Q: My output looks different from what is shown on the website

A: HoloViews is organized as data structures that have corresponding plotting code implemented in different plotting-library backends, and each library will have differences in behavior. Moreover, the same library can give different results depending on its own internal options and versions. For instance, Matplotlib supports a variety of internal plotting backends, and these can have inconsistent output. HoloViews will not switch Matplotlib backends for you, but when using Matplotlib we strongly recommend selecting the ‘agg’ backend for consistency:

from matplotlib import pyplot
pyplot.switch_backend('agg')

You can generally set options explicitly to make the output more consistent across HoloViews backends, but in general HoloViews tries to use each backend’s defaults where possible.

Q: Why do my HoloViews and GeoViews objects work fine separately but are mismatched when overlaid?

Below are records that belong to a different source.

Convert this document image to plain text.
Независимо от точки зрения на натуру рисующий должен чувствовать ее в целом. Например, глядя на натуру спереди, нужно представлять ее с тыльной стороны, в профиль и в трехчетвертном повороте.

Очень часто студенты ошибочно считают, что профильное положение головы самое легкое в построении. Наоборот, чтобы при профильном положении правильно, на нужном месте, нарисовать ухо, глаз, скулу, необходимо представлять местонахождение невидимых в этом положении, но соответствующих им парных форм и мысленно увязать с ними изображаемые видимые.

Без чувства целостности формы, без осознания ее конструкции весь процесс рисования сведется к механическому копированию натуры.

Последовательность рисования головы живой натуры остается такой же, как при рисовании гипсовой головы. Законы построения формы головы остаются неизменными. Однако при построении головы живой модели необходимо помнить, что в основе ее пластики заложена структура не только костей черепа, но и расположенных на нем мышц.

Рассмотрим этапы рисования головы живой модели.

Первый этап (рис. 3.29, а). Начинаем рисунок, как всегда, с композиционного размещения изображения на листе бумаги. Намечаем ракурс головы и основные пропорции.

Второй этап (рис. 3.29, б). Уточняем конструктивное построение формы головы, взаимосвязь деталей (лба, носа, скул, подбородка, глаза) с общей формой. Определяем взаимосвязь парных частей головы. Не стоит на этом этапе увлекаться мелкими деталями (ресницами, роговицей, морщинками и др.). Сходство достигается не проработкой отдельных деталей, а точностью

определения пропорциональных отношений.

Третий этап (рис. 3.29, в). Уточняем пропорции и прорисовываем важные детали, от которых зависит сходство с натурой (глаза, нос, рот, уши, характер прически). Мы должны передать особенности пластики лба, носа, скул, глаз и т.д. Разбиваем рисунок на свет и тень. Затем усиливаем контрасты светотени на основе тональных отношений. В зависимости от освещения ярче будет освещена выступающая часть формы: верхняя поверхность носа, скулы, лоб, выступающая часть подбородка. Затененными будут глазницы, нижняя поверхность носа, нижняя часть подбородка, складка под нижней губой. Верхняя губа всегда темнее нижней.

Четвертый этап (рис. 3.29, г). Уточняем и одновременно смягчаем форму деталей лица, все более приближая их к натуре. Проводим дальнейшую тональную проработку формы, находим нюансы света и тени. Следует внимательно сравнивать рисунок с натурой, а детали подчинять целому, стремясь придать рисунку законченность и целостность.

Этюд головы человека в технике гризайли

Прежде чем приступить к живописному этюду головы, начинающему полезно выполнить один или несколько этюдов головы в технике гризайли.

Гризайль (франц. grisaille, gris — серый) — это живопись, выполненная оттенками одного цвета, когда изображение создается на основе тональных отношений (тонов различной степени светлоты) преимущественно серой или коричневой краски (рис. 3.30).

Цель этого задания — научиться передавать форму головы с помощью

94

A: GeoViews works precisely the same as HoloViews, except that GeoViews is aware of geographic projections. If you take an hv.Points object in lon,lat coordinates and overlay it on a GeoViews map in Web Mercator, the HoloViews object will be in entirely the wrong coordinate system, with the HoloViews object all appearing at one tiny spot on the globe. If you declare the same object as gv.Points, then GeoViews will (a) assume it is in lon,lat coordinates (which HoloViews cannot assume, as it knows nothing of geography), and (b) convert it into the coordinates needed for display (e.g. Web Mercator). So, just make sure that anything with geographic coordinates is defined as a GeoViews object, and make sure to declare the coordinates (crs=...) if the data is in anything other than lon,lat.

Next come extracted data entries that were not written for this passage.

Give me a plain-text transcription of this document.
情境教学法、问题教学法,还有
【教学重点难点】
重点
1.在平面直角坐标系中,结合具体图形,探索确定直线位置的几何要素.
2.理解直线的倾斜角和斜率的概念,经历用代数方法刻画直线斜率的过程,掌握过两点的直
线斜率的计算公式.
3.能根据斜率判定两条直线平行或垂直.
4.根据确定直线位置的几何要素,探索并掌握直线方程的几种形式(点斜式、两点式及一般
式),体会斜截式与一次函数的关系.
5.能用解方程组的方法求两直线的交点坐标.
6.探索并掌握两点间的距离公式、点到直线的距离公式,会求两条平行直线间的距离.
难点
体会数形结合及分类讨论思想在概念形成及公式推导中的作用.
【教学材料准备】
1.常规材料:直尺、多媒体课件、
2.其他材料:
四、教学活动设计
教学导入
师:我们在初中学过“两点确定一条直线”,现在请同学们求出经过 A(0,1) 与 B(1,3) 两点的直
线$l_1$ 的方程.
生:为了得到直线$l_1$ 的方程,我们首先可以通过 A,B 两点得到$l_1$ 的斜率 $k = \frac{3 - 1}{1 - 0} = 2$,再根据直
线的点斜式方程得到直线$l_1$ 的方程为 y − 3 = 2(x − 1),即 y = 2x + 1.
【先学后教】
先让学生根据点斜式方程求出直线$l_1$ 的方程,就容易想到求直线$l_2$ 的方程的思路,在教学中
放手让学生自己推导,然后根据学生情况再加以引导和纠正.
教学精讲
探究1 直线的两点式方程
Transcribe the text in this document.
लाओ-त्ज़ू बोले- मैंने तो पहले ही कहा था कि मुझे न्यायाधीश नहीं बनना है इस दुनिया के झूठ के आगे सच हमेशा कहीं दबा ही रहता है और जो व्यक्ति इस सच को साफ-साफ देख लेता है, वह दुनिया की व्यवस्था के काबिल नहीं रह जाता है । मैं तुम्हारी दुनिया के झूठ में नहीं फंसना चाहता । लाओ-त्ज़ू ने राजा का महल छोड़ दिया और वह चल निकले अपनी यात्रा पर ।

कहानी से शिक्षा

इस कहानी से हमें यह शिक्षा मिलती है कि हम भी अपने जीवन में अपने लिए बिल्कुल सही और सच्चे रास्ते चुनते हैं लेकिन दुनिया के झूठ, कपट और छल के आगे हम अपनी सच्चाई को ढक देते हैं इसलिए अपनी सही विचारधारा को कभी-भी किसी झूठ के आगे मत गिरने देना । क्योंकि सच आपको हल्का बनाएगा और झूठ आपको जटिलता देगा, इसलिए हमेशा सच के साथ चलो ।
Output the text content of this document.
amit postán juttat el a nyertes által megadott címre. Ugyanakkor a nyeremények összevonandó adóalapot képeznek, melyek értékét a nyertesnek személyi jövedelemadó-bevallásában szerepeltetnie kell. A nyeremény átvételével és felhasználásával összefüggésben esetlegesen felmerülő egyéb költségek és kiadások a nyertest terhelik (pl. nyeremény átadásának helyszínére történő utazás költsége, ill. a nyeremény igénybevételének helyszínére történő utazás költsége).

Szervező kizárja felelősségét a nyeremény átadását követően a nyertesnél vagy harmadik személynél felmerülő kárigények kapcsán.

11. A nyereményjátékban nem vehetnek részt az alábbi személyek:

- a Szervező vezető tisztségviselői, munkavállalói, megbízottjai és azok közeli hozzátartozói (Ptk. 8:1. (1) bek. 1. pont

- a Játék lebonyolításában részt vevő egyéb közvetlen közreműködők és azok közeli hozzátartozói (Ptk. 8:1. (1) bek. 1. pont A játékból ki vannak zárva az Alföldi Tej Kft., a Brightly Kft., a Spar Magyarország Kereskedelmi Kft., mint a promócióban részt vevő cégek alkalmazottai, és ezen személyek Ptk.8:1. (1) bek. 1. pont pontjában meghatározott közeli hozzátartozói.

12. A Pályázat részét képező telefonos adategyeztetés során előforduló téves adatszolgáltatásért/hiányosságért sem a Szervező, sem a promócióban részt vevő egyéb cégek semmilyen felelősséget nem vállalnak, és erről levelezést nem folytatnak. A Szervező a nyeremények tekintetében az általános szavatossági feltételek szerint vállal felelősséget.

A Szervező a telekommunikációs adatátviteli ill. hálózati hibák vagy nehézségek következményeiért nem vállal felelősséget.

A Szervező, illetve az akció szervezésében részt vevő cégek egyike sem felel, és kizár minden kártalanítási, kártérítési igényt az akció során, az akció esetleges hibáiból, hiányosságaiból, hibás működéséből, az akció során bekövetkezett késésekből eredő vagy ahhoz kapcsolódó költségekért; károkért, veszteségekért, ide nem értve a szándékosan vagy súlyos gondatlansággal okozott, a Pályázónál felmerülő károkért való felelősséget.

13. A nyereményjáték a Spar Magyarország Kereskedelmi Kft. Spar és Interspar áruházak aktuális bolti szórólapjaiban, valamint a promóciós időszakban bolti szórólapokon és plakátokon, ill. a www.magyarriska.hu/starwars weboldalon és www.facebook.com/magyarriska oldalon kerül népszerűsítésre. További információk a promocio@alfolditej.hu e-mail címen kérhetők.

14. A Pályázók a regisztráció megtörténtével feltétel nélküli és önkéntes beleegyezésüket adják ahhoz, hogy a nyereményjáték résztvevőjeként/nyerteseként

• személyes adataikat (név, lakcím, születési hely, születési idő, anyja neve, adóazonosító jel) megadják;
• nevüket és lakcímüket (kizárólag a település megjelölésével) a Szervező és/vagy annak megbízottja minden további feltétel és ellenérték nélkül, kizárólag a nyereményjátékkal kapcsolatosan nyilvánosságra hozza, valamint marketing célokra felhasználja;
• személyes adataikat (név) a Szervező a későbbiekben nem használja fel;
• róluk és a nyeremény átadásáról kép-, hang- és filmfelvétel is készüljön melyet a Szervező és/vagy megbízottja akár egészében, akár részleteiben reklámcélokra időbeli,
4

Q: Where have my custom styles gone after unpickling my object?

A: HoloViews objects are designed to pickle and unpickle your core data only, if you use Python’s pickle.load and pickle.dump. Because custom options are kept separate from your data, you need to use the corresponding methods Store.dump and Store.load if you also want to save and restore per-object customization. You can import Store from the main namespace with from holoviews import Store.

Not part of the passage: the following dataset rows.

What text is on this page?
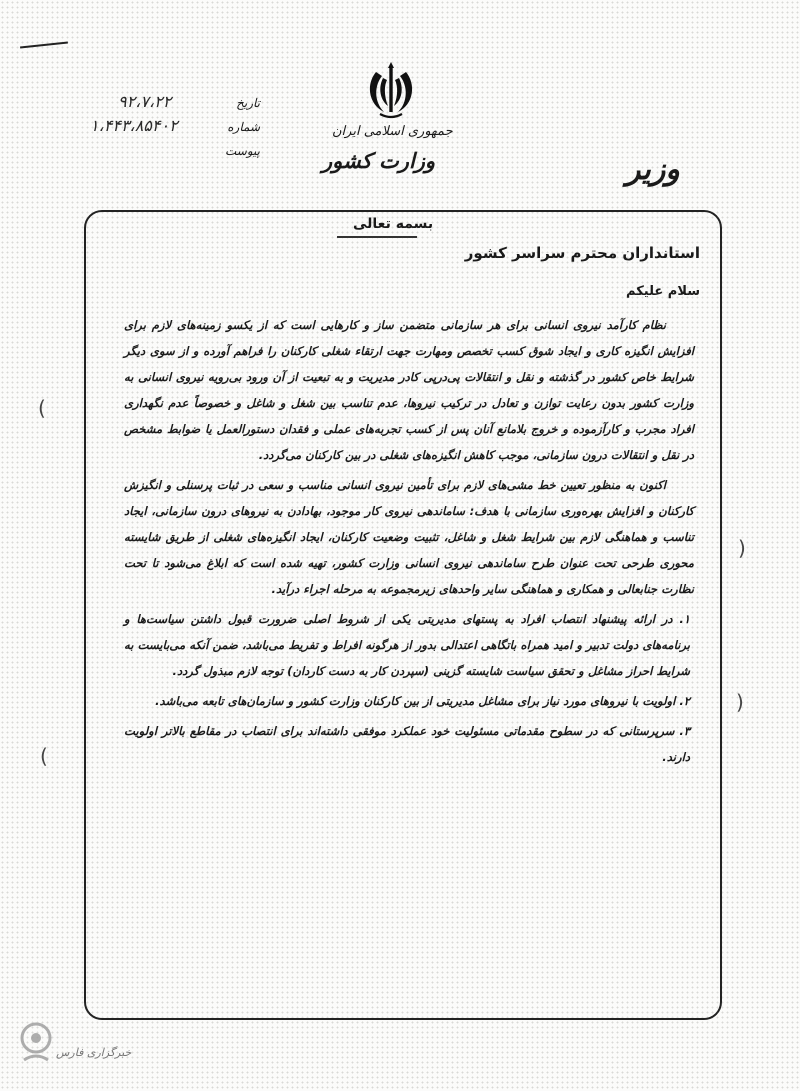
جمهوری اسلامی ایران
وزارت کشور	وزیر
تاریخ
۹۲،۷،۲۲
شماره
۱،۴۴۳،۸۵۴۰۲
پیوست
بسمه تعالی
استانداران محترم سراسر کشور
سلام علیکم

نظام کارآمد نیروی انسانی برای هر سازمانی متضمن ساز و کارهایی است که از یکسو زمینه‌های لازم برای افزایش انگیزه کاری و ایجاد شوق کسب تخصص ومهارت جهت ارتقاء شغلی کارکنان را فراهم آورده و از سوی دیگر شرایط خاص کشور در گذشته و نقل و انتقالات پی‌درپی کادر مدیریت و به تبعیت از آن ورود بی‌رویه نیروی انسانی به وزارت کشور بدون رعایت توازن و تعادل در ترکیب نیروها، عدم تناسب بین شغل و شاغل و خصوصاً عدم نگهداری افراد مجرب و کارآزموده و خروج بلامانع آنان پس از کسب تجربه‌های عملی و فقدان دستورالعمل یا ضوابط مشخص در نقل و انتقالات درون سازمانی، موجب کاهش انگیزه‌های شغلی در بین کارکنان می‌گردد.

اکنون به منظور تعیین خط مشی‌های لازم برای تأمین نیروی انسانی مناسب و سعی در ثبات پرسنلی و انگیزش کارکنان و افزایش بهره‌وری سازمانی با هدف: ساماندهی نیروی کار موجود، بهادادن به نیروهای درون سازمانی، ایجاد تناسب و هماهنگی لازم بین شرایط شغل و شاغل، تثبیت وضعیت کارکنان، ایجاد انگیزه‌های شغلی از طریق شایسته محوری طرحی تحت عنوان طرح ساماندهی نیروی انسانی وزارت کشور، تهیه شده است که ابلاغ می‌شود تا تحت نظارت جنابعالی و همکاری و هماهنگی سایر واحدهای زیرمجموعه به مرحله اجراء درآید.

۱. در ارائه پیشنهاد انتصاب افراد به پستهای مدیریتی یکی از شروط اصلی ضرورت قبول داشتن سیاست‌ها و برنامه‌های دولت تدبیر و امید همراه باتگاهی اعتدالی بدور از هرگونه افراط و تفریط می‌باشد، ضمن آنکه می‌بایست به شرایط احراز مشاغل و تحقق سیاست شایسته گزینی (سپردن کار به دست کاردان) توجه لازم مبذول گردد.

۲. اولویت با نیروهای مورد نیاز برای مشاغل مدیریتی از بین کارکنان وزارت کشور و سازمان‌های تابعه می‌باشد.

۳. سرپرستانی که در سطوح مقدماتی مسئولیت خود عملکرد موفقی داشته‌اند برای انتصاب در مقاطع بالاتر اولویت دارند.

(
)
)
(
خبرگزاری فارس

Q: Why are the sizing options so different between the Matplotlib and Bokeh backends?

A: The way plot sizes are computed is handled in radically different ways by these backends, with Matplotlib building plots ‘inside out’ (from plot components with their own sizes) and Bokeh building them ‘outside in’ (fitting plot components into a given overall size). Thus there is not currently any way to specify sizes in a way that is comparable between the two backends.

Q: Why don’t you let me pass matplotlib_option as a style through to matplotlib?

A: We have selected a subset of default allowable style options that are most commonly useful in order to hide the more arcane matplotlib options. If you do need such an option to be passed to the plotting system, you are welcome to declare that this is allowed. For instance, say you may want the 'filternorm' option to be passed to matplotlib’s imshow command when displaying an Image element:

import holoviews as hv
from holoviews import Store

hv.extension('matplotlib')
Store.add_style_opts(hv.Image, ['filternorm'], backend='matplotlib')

Now you can freely use 'filternorm' in .opts() and in the %opts line/cell magic, including tab-completion!

Q: What I want to change is about how HoloViews works, not about the underlying backend. Is that possible?

A: Sure, if you need more customization and configurability than is possible with either HoloViews options or with extra backend-specific code as above, then you can always subclass the plotting class used for a HoloViews element and modify any of its behavior. You can also add your own Element types, which need corresponding plotting classes before they will be viewable in a given backend. The resulting objects will still interact normally with other HoloViews objects (e.g. in Layout or Overlay configurations).